Regenmelodie

„Seemond“ https://www.amazon.de/Seemond-Wortgef%C3%BChle-Josef-Ambrosch/dp/3746067278

das Lied der Regentropfen an die Fensterscheibe
meine Seele summt es leise mit
öffnet mit leisen Tönen mein Fenster zum Ich
nimmt mich mit zum innehalten, träumen und loslassen
Sehnsucht, nach Regen auf der Haut, Sonne die sie trocknet
nur lauschen, achtsam dem Flügelschlag meiner Gefühlsgedanken
nur sein, sein wie ich bin.


©josef ambrosch

Wenn das Herz sprechen lernt

„Seemond“ https://wortgefuehle.blog/buchshop/

Gefühle,

die ich für dich

in Worte lege.

Worte,

die nie Liebe

übersetzen können.

Liebe,

die sich nur ganz sanft

wie auf Pergament

in die Seele malen lässt.

Seele,

die dem Herzen hilft

sich auszudrücken.

Herzkuss,

der dieser Stille

hinter dem Herzschlag

Worte gibt.

©Josef Ambrosch

Verreisen

aus „Gefühlshonig“

Wenn ich einfach dasitze,
verreisen meine Gedanken
in Gefühle und Emotionen.

Begegnungen und Erlebnisse
auf dieser Reise
lassen mich einfach dasitzen
und verreisen.

©Josef Ambrosch

Regentropfen

Wie die Regentropfen

auf die Fensterscheibe,

fallen Gefühle manchmal

in eine Liebe,

die keinen Halt gibt.

©Josef Ambrosch

Selbstverständlichkeit

Abwesenheit


„Als ich, links neben ihr sitzend, mit dem Fuß gegen ihren Stuhl schlug und wahrnahm, daß ich ihn damit nach rechts verrückte, begriff ich, daß sie abwesend war.“

Die Zeilen aus dem Buch „Idylle rückwärts“ von Kurt Drawert zeigt ein Problem in unserer Zeit, welches einfach als selbstverständlich hingenommen wird, nämlich die Selbstverständlichkeit!

Ob im Miteinander im Beruf, Alltag oder Familie, wir erkennen selbstverständlich dass nichts auf dieser Welt selbstverständlich ist, erst dann, wenn es selbstverständlich zu spät ist.

Selbstverständlich ein Wort das leider selbstverständlich geworden ist!

©Josef Ambrosch

Baby I LOVE YOUR WAY

Immer wenn ich auf das Datum der Veröffentlichung dieses Songs, der einer meiner Lieblingssongs ist schaue, denke ich darüber nach, dass ich 1975 die Liebe fühlte wie jetzt.

Damals mit 15 Jahren glaubte ich an die Liebe, so wie ich es heute auch tue. Ich sehe die 45 Jahre dazwischen als Generalprobe für das Jetzt, in der ich geübt und geprobt habe.

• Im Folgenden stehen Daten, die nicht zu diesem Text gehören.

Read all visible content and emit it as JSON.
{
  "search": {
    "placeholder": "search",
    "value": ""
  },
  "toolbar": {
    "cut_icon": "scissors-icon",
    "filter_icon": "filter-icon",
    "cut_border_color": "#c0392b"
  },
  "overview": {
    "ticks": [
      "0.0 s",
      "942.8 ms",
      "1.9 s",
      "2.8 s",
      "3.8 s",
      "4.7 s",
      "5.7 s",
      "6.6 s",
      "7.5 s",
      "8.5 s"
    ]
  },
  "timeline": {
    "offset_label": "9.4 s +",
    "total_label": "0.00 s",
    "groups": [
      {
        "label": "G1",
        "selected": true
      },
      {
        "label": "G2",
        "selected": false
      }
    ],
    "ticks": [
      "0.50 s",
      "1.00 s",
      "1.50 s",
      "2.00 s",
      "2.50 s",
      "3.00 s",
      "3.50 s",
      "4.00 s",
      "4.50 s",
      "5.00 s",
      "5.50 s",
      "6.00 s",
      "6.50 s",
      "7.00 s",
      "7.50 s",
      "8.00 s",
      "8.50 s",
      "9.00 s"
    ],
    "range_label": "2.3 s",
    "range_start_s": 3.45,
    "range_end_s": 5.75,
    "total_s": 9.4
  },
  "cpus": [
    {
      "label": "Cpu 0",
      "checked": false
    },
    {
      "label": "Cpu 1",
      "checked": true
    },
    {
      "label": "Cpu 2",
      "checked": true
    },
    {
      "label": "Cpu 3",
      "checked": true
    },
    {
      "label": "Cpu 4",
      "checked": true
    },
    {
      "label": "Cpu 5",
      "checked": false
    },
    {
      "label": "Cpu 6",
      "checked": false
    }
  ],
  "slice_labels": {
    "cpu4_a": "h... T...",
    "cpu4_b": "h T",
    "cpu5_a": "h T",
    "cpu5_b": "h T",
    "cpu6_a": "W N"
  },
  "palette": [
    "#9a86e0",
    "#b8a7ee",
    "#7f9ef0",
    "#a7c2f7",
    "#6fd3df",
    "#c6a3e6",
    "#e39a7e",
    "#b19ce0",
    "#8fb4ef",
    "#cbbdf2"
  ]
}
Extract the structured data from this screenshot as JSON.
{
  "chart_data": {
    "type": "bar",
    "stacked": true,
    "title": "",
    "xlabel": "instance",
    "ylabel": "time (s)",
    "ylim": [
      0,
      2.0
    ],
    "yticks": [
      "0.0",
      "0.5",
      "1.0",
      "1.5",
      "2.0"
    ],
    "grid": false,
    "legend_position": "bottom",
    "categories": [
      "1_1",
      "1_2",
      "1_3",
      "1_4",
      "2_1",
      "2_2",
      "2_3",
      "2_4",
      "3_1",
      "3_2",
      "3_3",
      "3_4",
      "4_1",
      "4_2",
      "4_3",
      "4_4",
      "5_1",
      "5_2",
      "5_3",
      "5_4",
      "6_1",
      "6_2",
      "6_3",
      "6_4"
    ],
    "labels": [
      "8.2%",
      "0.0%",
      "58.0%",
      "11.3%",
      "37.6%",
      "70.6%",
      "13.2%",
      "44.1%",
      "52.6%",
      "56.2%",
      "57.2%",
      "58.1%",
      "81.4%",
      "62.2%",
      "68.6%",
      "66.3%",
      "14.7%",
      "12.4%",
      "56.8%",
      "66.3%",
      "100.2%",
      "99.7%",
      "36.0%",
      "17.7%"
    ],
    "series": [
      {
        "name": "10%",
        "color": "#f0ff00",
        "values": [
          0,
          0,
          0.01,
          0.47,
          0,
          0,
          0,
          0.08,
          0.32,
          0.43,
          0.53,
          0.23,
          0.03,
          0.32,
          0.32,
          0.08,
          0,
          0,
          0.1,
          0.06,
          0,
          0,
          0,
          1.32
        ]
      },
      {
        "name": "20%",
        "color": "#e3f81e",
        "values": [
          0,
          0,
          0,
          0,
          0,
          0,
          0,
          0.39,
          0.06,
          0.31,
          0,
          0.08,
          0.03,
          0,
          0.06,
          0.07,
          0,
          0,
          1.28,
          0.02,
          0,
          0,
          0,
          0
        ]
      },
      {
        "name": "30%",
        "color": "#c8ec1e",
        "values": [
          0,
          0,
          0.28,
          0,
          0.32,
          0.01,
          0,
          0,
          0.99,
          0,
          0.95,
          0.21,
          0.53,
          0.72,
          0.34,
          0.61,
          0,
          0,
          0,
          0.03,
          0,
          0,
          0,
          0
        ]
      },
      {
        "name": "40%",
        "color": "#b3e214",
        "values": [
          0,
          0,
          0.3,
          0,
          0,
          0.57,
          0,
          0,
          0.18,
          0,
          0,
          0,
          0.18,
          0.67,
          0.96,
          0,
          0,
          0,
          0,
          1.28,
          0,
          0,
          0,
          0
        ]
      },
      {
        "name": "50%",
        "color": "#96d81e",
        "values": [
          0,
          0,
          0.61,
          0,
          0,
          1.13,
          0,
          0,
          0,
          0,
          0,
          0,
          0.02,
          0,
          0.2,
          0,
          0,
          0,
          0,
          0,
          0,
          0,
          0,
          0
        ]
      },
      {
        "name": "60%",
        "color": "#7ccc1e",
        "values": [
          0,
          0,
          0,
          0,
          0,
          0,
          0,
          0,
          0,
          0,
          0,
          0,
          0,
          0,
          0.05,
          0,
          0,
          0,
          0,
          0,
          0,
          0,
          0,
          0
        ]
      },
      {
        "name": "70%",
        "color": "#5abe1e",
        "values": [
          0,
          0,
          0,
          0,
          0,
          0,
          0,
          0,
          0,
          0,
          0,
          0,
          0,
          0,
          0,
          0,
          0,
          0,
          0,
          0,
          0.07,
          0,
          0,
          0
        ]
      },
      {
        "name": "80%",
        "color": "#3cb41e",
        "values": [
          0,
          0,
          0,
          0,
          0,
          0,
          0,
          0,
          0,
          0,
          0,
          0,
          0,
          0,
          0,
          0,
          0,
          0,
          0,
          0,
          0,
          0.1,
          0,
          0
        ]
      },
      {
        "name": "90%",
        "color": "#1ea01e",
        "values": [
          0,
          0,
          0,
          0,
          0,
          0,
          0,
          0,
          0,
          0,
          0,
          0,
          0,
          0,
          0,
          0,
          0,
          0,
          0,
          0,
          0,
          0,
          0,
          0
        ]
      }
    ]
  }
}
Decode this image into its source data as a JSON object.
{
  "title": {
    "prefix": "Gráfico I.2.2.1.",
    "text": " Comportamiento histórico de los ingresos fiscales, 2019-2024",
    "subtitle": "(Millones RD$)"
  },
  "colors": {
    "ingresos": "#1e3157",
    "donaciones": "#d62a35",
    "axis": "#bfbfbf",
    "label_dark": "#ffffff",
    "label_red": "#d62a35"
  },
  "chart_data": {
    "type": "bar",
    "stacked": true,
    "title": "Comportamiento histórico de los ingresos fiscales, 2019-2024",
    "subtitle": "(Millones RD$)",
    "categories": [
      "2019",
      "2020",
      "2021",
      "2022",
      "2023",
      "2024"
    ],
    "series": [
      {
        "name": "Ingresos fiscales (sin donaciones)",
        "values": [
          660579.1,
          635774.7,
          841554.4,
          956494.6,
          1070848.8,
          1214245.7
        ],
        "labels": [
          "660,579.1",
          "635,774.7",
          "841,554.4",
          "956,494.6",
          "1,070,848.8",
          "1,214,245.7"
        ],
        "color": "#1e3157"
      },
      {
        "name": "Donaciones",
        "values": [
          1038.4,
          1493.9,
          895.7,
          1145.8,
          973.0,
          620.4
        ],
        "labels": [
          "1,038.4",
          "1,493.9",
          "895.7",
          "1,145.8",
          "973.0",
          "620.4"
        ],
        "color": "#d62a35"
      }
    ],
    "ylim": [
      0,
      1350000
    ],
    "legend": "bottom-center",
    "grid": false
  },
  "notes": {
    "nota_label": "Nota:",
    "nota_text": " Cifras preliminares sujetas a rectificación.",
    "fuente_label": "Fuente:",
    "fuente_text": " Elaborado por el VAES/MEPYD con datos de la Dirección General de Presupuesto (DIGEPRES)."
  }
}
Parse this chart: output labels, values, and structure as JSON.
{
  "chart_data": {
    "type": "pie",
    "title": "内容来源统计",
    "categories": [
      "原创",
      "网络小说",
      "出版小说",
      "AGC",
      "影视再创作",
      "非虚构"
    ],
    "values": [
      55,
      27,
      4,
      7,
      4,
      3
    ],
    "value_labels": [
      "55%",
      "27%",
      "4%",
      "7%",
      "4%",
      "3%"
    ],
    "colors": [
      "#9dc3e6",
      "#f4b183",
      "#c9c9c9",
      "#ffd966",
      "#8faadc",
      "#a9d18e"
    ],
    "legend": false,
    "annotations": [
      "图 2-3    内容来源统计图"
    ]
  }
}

Ich wurde bejubelt und ich wurde ausgebuht. Manchmal wurde eine Zugabe gefordert, und ab und zu wurde das Stück vorzeitig abgesetzt.

Ich habe jetzt verstanden, dass Liebe immer üben, proben und Lampenfieber ist. Das Stück „Liebe“ ist nur so gut, wie es die Akteure darin sind. Mein Herzmensch lässt mich wachsen und mich entwickeln, ganz einfach, einfach so.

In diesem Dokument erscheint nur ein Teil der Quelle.